Bissette also noted that despite identifying as a police officer, Amicia was never employed by the Waterbury Police Department.
In Washington’s case, Pierce County Sheriff’s Department deputies were called to a home in Tacoma, Washington, around 1:30 a.m. on October 7 for a reported rape. A woman initially told police she agreed to meet a man she met on a dating app. The suspect, later identified as Amicia, allegedly picked up the woman from her home in his white pickup truck and parked his vehicle a block away.
The woman said Amicia “was very serious and aggressive, which made her uncomfortable.” Amicia allegedly asked the woman to take off her clothes and sexually assaulted her, according to the arrest warrant.
The woman told police that Amicia “forced her out of the truck” and used her phone’s flashlight to read the license plate. The license plate matches Amicia’s vehicle’s registration, a 2014 Dodge Ram, police said in the warrant.
The woman then went to the hospital for a sexual assault examination, which deputies presented into evidence the next day. The Washington State Patrol Crime Laboratory confirmed the presence of male DNA on various swabs obtained from the group. The DNA was then entered into the Combined DNA Index System, or CODIS, and “was declared a match to an unrelated 2016 rape case from Waterbury,” the affidavit said.

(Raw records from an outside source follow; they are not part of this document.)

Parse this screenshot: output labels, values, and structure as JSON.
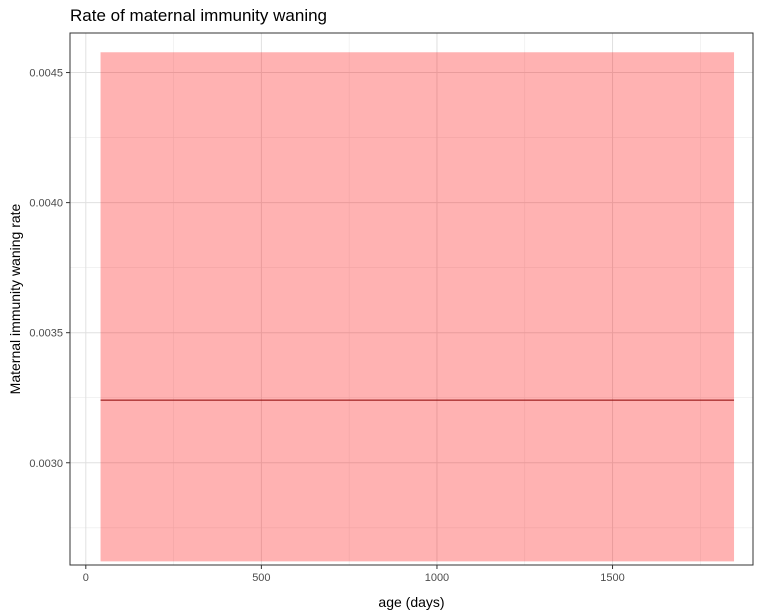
{
  "chart_data": {
    "type": "line",
    "title": "Rate of maternal immunity waning",
    "xlabel": "age (days)",
    "ylabel": "Maternal immunity waning rate",
    "xlim": [
      -45,
      1900
    ],
    "ylim": [
      0.002607,
      0.004652
    ],
    "x_ticks": [
      0,
      500,
      1000,
      1500
    ],
    "x_tick_labels": [
      "0",
      "500",
      "1000",
      "1500"
    ],
    "y_ticks": [
      0.003,
      0.0035,
      0.004,
      0.0045
    ],
    "y_tick_labels": [
      "0.0030",
      "0.0035",
      "0.0040",
      "0.0045"
    ],
    "grid": true,
    "series": [
      {
        "x": [
          42,
          1846
        ],
        "y": [
          0.003241,
          0.003241
        ],
        "lower": [
          0.002621,
          0.002621
        ],
        "upper": [
          0.004578,
          0.004578
        ],
        "line_color": "#8b0000",
        "band_color": "#ff0000",
        "band_opacity": 0.3
      }
    ]
  }
}
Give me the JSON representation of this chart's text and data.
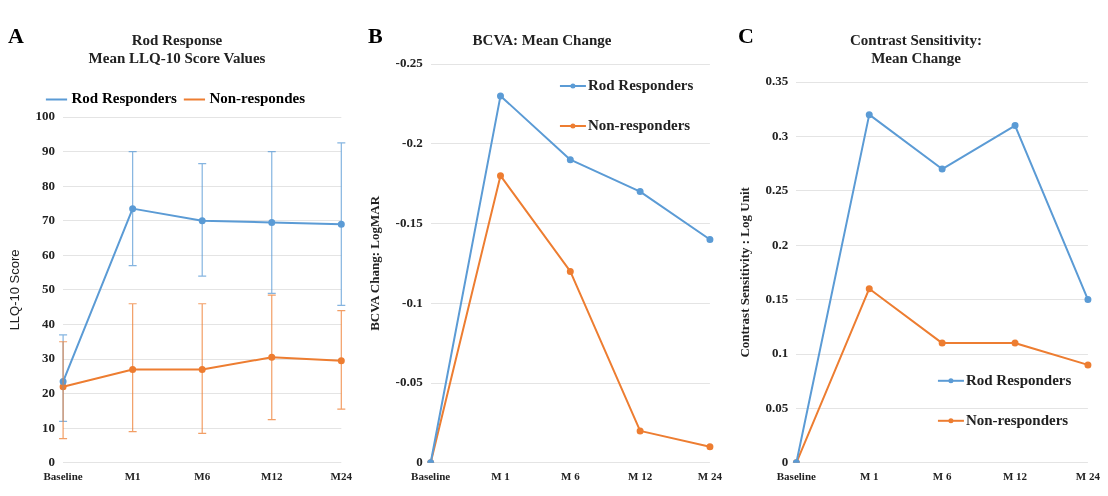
{
  "chart_data": [
    {
      "type": "line",
      "title": "Rod Response\nMean LLQ-10 Score Values",
      "ylabel": "LLQ-10 Score",
      "annotations": [
        "A"
      ],
      "categories": [
        "Baseline",
        "M1",
        "M6",
        "M12",
        "M24"
      ],
      "series": [
        {
          "name": "Rod Responders",
          "color": "#5b9bd5",
          "values": [
            23.5,
            73.5,
            70,
            69.5,
            69
          ],
          "errors": [
            [
              12,
              37
            ],
            [
              57,
              90
            ],
            [
              54,
              86.5
            ],
            [
              49,
              90
            ],
            [
              45.5,
              92.5
            ]
          ]
        },
        {
          "name": "Non-respondes",
          "color": "#ed7d31",
          "values": [
            22,
            27,
            27,
            30.5,
            29.5
          ],
          "errors": [
            [
              7,
              35
            ],
            [
              9,
              46
            ],
            [
              8.5,
              46
            ],
            [
              12.5,
              48.5
            ],
            [
              15.5,
              44
            ]
          ]
        }
      ],
      "ylim": [
        0,
        100
      ],
      "yticks": [
        0,
        10,
        20,
        30,
        40,
        50,
        60,
        70,
        80,
        90,
        100
      ],
      "grid": "y",
      "legend": "top",
      "marker": "circle"
    },
    {
      "type": "line",
      "title": "BCVA: Mean Change",
      "ylabel": "BCVA Chang: LogMAR",
      "annotations": [
        "B"
      ],
      "categories": [
        "Baseline",
        "M 1",
        "M 6",
        "M 12",
        "M 24"
      ],
      "series": [
        {
          "name": "Rod Responders",
          "color": "#5b9bd5",
          "values": [
            0,
            -0.23,
            -0.19,
            -0.17,
            -0.14
          ]
        },
        {
          "name": "Non-responders",
          "color": "#ed7d31",
          "values": [
            0,
            -0.18,
            -0.12,
            -0.02,
            -0.01
          ]
        }
      ],
      "ylim": [
        0,
        -0.25
      ],
      "yticks": [
        0,
        -0.05,
        -0.1,
        -0.15,
        -0.2,
        -0.25
      ],
      "grid": "y",
      "legend": "top right",
      "marker": "circle"
    },
    {
      "type": "line",
      "title": "Contrast Sensitivity:\nMean Change",
      "ylabel": "Contrast Sensitivity : Log Unit",
      "annotations": [
        "C"
      ],
      "categories": [
        "Baseline",
        "M 1",
        "M 6",
        "M 12",
        "M 24"
      ],
      "series": [
        {
          "name": "Rod Responders",
          "color": "#5b9bd5",
          "values": [
            0,
            0.32,
            0.27,
            0.31,
            0.15
          ]
        },
        {
          "name": "Non-responders",
          "color": "#ed7d31",
          "values": [
            0,
            0.16,
            0.11,
            0.11,
            0.09
          ]
        }
      ],
      "ylim": [
        0,
        0.35
      ],
      "yticks": [
        0,
        0.05,
        0.1,
        0.15,
        0.2,
        0.25,
        0.3,
        0.35
      ],
      "grid": "y",
      "legend": "bottom right",
      "marker": "circle"
    }
  ]
}
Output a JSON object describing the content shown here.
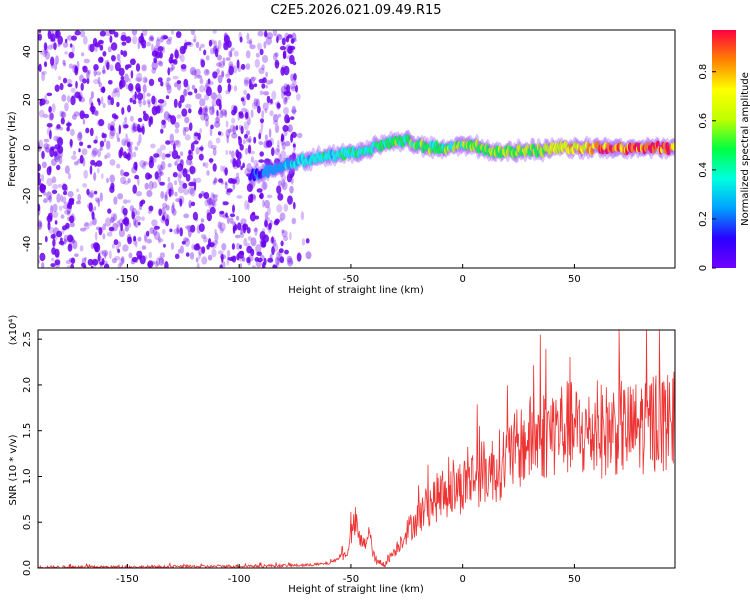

In a subsequent interview on February 28, the woman told police she was a sex worker and agreed to spend 30 minutes with the suspect in exchange for $400. She also told the suspect he needed to bring a condom, according to the warrant.
On Oct. 7, Amiccia allegedly drove the two to a nearby street and told the woman he did not have a condom. The woman said she wouldn’t have sex with him without a condom, and he replied “they would have sex regardless and ordered her to take off her clothes,” according to the warrant.
The woman stated that Amicia was aggressive and that she was “afraid of what would happen to her if she did not do what she was told,” the warrant states.
The woman gave police two numbers that the suspect used to send her text messages, according to the warrant. During the investigation, police looked at Amicia’s Facebook page, which contained several posts about a white Dodge Ram, including one in 2014 that showed the truck with Connecticut license plates, the arrest warrant said.
As part of the investigation, police also looked at Amicia’s cellphone records, which contained data consistent with him being at the site of the alleged rape at 12:45 a.m. on Oct. 7, according to the arrest warrant.
Amicia was taken into custody on March 2. Police also confiscated his pickup truck, the warrant states.
In a statement to the police, Amicia said that “his relationship with his wife was not good, and that he had sex with many prostitutes, but he did not force himself on anyone.”
Amiccia said in the interview that he lived in Middletown, Connecticut, before moving to Washington state. Records show Amicia is licensed as an electrician in Connecticut, allowing him to work as an electrical contractor for an approved employer.
When they were told that DNA in the sexual assault kit matched the Waterbury incident, she said she was another “sex worker” and he “wasn’t interested in restraining people,” police said in the arrest warrant.
Those who have experienced sexual violence can talk to professionals for support, information, counseling or referral by calling the free and confidential National Sexual Assault Hotline at 800-656-HOPE (4673). Those who want to chat online with trained professionals, which is also free and confidential, can also go to RAINN.org/Get-Help. Help is available 24/7.